Estoy buscando constantemente algo que mantenga mi interés. Que me mantenga concentrada todo el tiempo. Algo que le de sentido al paso de las horas, que me conserve en mi burbuja. Necesito algo para no volver nunca a levantarme, para no volver a perderme. Algo que me haga permanecer sentada, clavada al presente, con los ojos entre las líneas y la mente fija en las palabras, buscando la respuesta perfecta.
Necesito algo que me haga bajar la cabeza. Hundirla entre las minucias hasta que no queden migas y me cueste respirar. Nada tan genérico, nada tan disperso, algo concentrado y denso que dure para siempre hasta el final. Necesito algo que mantenga mi atención. Que me atraiga lo suficiente como para que no vuelva a extraviarme entre la ausencia de límites. Algo que haga que me olvide de comer y de dormir.
Estoy en una búsqueda desesperada y eterna de enfoque y sentido. Necesito un ancla mental, quiero estar presente. Quiero impedirme el vacío. Tengo la necesidad permanente de algo intenso y absorbente que me obligue a estar completamente inmersa. Me molesta no tenerlo, lo busco como una adicta a una especie de droga mental que me mantenga despierta y alerta.
Si no es un nuevo interés cultural, es una nueva persona. Si no es una nueva persona, es un nuevo aspecto de mí misma. No importa. Lo que sea con tal de no enfrentarme a la posibilidad de que no haya nada más. Lo que sea con tal de no aceptar que mi vida es el trabajo y la casa. Necesito un depósito para mi atención como condición de posibilidad a mi vida, o de otro modo moriré para siempre sin haberme vuelto a obsesionar.
Necesito obsesionarme.
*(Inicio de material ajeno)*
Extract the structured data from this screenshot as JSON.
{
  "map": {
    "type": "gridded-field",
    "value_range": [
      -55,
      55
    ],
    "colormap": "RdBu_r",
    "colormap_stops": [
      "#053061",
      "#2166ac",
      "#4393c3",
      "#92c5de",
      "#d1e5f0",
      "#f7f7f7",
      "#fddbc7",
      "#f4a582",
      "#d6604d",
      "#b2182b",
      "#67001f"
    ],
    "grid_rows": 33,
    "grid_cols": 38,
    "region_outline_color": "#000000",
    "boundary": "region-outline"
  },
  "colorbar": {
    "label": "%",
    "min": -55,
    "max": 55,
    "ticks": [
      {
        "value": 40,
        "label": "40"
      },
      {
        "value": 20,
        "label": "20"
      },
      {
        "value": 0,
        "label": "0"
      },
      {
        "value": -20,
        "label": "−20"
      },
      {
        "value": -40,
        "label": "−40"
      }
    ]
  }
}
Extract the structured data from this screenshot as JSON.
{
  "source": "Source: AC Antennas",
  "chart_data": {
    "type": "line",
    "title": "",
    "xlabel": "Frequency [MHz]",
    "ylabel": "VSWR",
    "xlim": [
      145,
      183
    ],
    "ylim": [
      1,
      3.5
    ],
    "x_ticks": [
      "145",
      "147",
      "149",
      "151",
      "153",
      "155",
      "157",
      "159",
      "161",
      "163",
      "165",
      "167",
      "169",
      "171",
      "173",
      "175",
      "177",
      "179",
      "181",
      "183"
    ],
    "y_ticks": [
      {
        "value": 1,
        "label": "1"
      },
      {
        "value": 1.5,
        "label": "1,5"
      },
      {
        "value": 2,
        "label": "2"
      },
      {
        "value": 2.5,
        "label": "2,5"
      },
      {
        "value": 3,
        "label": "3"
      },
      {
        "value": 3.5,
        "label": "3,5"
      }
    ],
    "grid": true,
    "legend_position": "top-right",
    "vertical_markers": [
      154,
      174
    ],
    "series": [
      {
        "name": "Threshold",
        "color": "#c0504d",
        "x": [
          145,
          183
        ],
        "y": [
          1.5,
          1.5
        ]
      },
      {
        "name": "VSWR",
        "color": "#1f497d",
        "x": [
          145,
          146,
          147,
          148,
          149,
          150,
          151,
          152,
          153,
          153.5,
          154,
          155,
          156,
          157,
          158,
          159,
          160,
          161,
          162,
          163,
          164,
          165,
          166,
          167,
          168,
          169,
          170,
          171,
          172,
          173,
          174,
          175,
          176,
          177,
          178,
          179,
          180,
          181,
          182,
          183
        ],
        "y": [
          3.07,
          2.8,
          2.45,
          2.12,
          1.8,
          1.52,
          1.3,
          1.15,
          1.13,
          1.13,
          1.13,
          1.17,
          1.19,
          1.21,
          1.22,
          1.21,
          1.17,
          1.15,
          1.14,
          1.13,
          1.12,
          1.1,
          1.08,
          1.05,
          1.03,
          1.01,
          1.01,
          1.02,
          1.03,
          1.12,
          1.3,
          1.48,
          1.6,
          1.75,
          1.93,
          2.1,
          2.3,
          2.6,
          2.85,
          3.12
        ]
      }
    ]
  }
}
Necesito adentrarme en algo con la violencia con la que se entra en un bosque sin senderos, arañándome los brazos, perdiendo la noción del tiempo y el espacio. Algo que no me deje salida fácil, que no me permita levantar la vista para comprobar la hora. Quiero un túnel, no un paisaje. No busco felicidad ni calma, busco fricción.
Busco esa tensión que mantiene el cuerpo inclinado hacia adelante. Quiero una pregunta que no se deje responder, una forma que no termine de cerrarse, una presencia que me exija estar a la altura. Algo que me ponga a prueba y me devuelva mi peso en específico.
Necesito algo que me nombre mientras lo nombro, algo que me mire de vuelta. Porque cuando no hay nada que encuentre mi atención, yo también me desaparezco por los bordes. Mientras haya algo capaz de reclamarme por completo, aunque sea por un tiempo, todavía estoy aquí. Todavía no me he perdido. Todavía sigo viva.